The recent iSuppli report has been getting a lot of coverage (EDN, Wall Street Journal if you have a subscription). It somewhat predicts the end of Moore’s law. If you look at the graph you can see that no process is ever predicted to make as much money at its peak as 90nm but that all the different subsequent process generations live on for a long time as a many-horse race.
I’ve often said that Moore’s law is an economic law as much as a technical one. Semiconductor is a mass production technology, and the mass (volume) required to justify it is increasing all the time because the cost of the fabs is going up all the time. This is Moore’s second law: the cost of the fab is also increasing exponentially over time.
So the cost of fabs is increasing exponentially over time and the number of transistors on a chip is increasing exponentially over time. In the past, say the 0.5um to 0.25um transition, the economics were such that the cost per transistor dropped, in this case by about 50%. This meant that even if you didn’t need to do a 0.25um chip, if you were quite happy with 0.5um for area, performance and power, then you still needed to move to 0.25um as fast as possible or else your competitors would have an enormous cost advantage over you.
We are at a different point on those curves now.
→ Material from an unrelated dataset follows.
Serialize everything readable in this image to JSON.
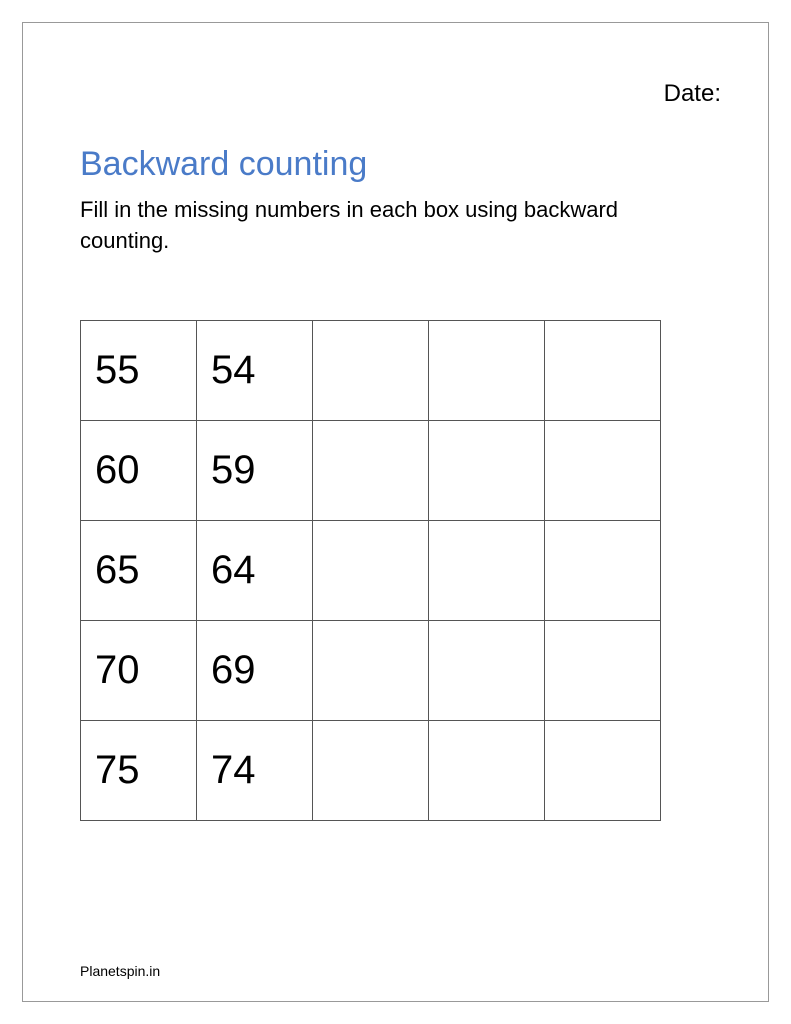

Consider moving a design from 65nm to 32nm. The performance is better, but not as much as it used to be moving from one process node to another. The power is a bit better, but we can’t reduce the supply voltage enough, so it is not as big a saving as it used to be moving from one node to another and the leakage is probably worse. The cost is less, but only at high enough volumes to amortize the huge engineering cost, so not as much as it used to be. This means that the pressure to move process generation is much less than it used to be and this is showing up in the iSuppli graph as those flattening lines.
Some designs will move to the most advanced process since they have high enough margins, need every bit of performance, every bit of power saving, and manufacture in high enough volume to make the new process cheaper. Microprocessors, graphics chips are obvious candidates.
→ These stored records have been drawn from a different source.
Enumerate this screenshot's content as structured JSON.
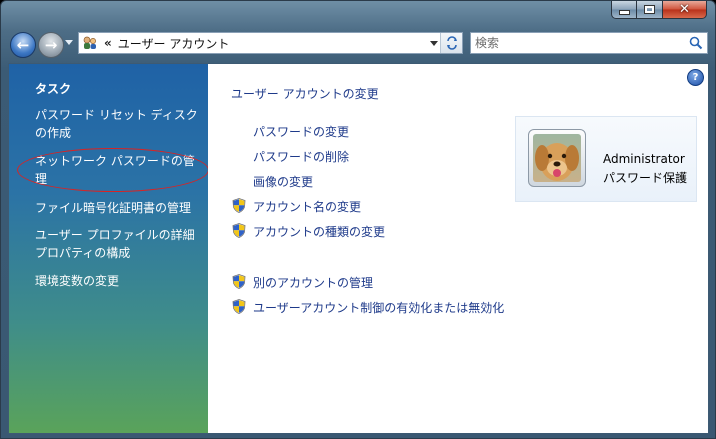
{
  "window": {
    "caption_close": "✕"
  },
  "address": {
    "chevron": "«",
    "path": "ユーザー アカウント"
  },
  "search": {
    "placeholder": "検索"
  },
  "sidebar": {
    "title": "タスク",
    "items": [
      {
        "label": "パスワード リセット ディスクの作成"
      },
      {
        "label": "ネットワーク パスワードの管理"
      },
      {
        "label": "ファイル暗号化証明書の管理"
      },
      {
        "label": "ユーザー プロファイルの詳細プロパティの構成"
      },
      {
        "label": "環境変数の変更"
      }
    ]
  },
  "main": {
    "heading": "ユーザー アカウントの変更",
    "links": [
      {
        "label": "パスワードの変更",
        "shield": false
      },
      {
        "label": "パスワードの削除",
        "shield": false
      },
      {
        "label": "画像の変更",
        "shield": false
      },
      {
        "label": "アカウント名の変更",
        "shield": true
      },
      {
        "label": "アカウントの種類の変更",
        "shield": true
      },
      {
        "label": "別のアカウントの管理",
        "shield": true
      },
      {
        "label": "ユーザーアカウント制御の有効化または無効化",
        "shield": true
      }
    ]
  },
  "account": {
    "name": "Administrator",
    "type": "パスワード保護"
  },
  "colors": {
    "link": "#1e3a8a",
    "highlight_ellipse": "#d82424"
  }
}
FPGAs are the ultimate way to aggregate designs that don’t have enough volume to get the advantages of new process nodes. But there is a “valley of death”, where there is no good technology, and it is widening. The valley of death is where volume is too high for an FPGA price to be low enough (say, for some consumer products) but the volume isn’t high enough to justify designing a special chip. Various technologies have tried to step into the valley of death: quick turnaround ASIC like LSI’s RapidChip, FPGAs that can be mass produced with metal mask programming, laser programming, e-beam direct-write. But they all have died in the valley of death too. Canon (steppers) to the left of them, Canon to the right of them, into the valley of death rode the six hundred.
Talking of “The charge of the light brigade,” light and charge are the heart of the problem. Moore’s law involves many technologies but the heart of them all is lithography and the wavelength of light used. With lithography we are running into real physical limitations writing 22nm features with 193nm light, with no good way to build lenses for shorter wavelengths. And on the charge side no good way to speed up ebeam write enough.
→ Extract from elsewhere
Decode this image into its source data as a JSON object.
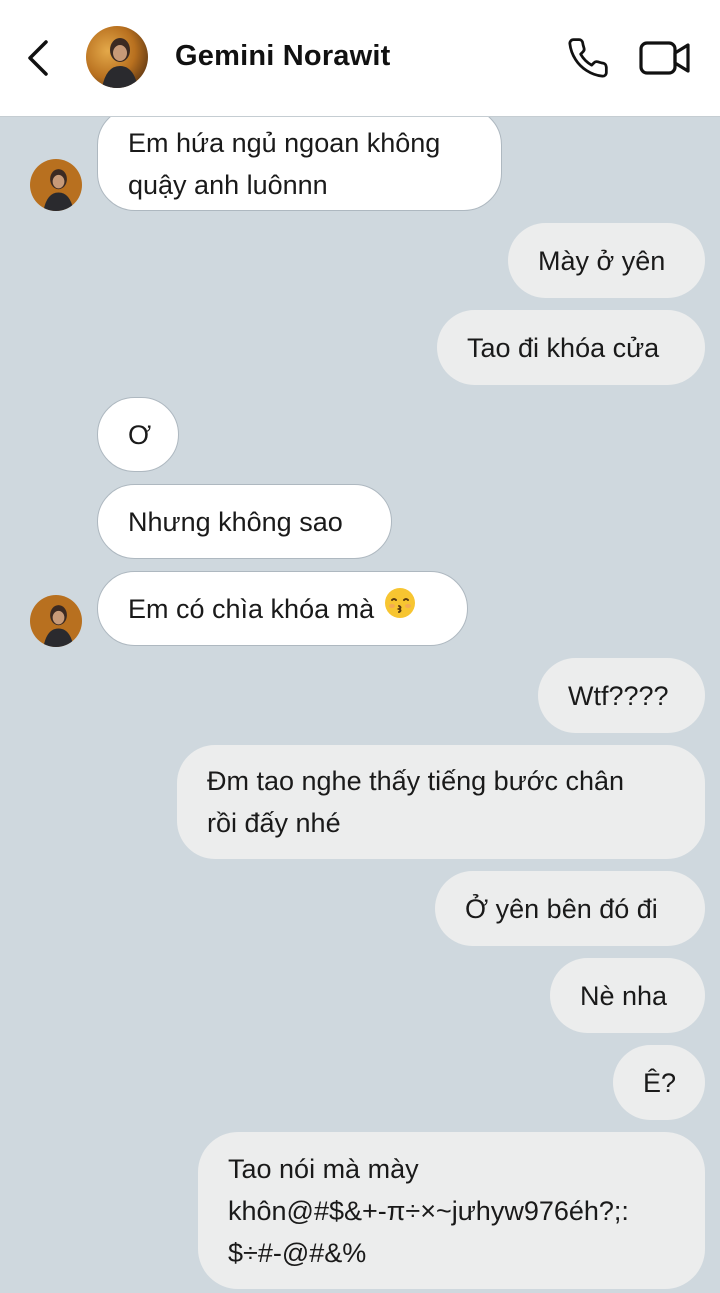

So today, the most successful way to live in the valley of death is to use an old process. Design costs are cheap, mask costs are cheap, the fab is depreciated. Much better price per chip than FPGA, better power than FPGA, nowhere near the cost of designing in a state-of-the-art process. For really low volumes, you can never beat an FPGA, for really high volumes you won’t beat the most advanced process, but in the valley of death different processes have their advantages and disadvantages.
However, if we step back a bit and look at “Moore’s law” over an even larger period, we can look at Ray Kurzweil’s graph of computing power growth over time. This is pretty much continuous logarithmic growth for over a century through five different technologies (electromechanical, relay, tube/valve, transistor, integrated circuit). If this logarithmic growth continues then it might turn out to be bad news for semiconductor, just as it was bad news for vacuum tube manufacturers by the 1970s. Something new will come along. Alternatively, it might be something different in the same way as integrated circuits contain transistors but are just manufactured in a way that is orders of magnitude more effective.
We don’t need silicon. We need the capabilities that most recently silicon has delivered as the substrate of choice. On a historical basis, I wouldn’t bet against human ingenuity in this area. Software performance will increase somehow.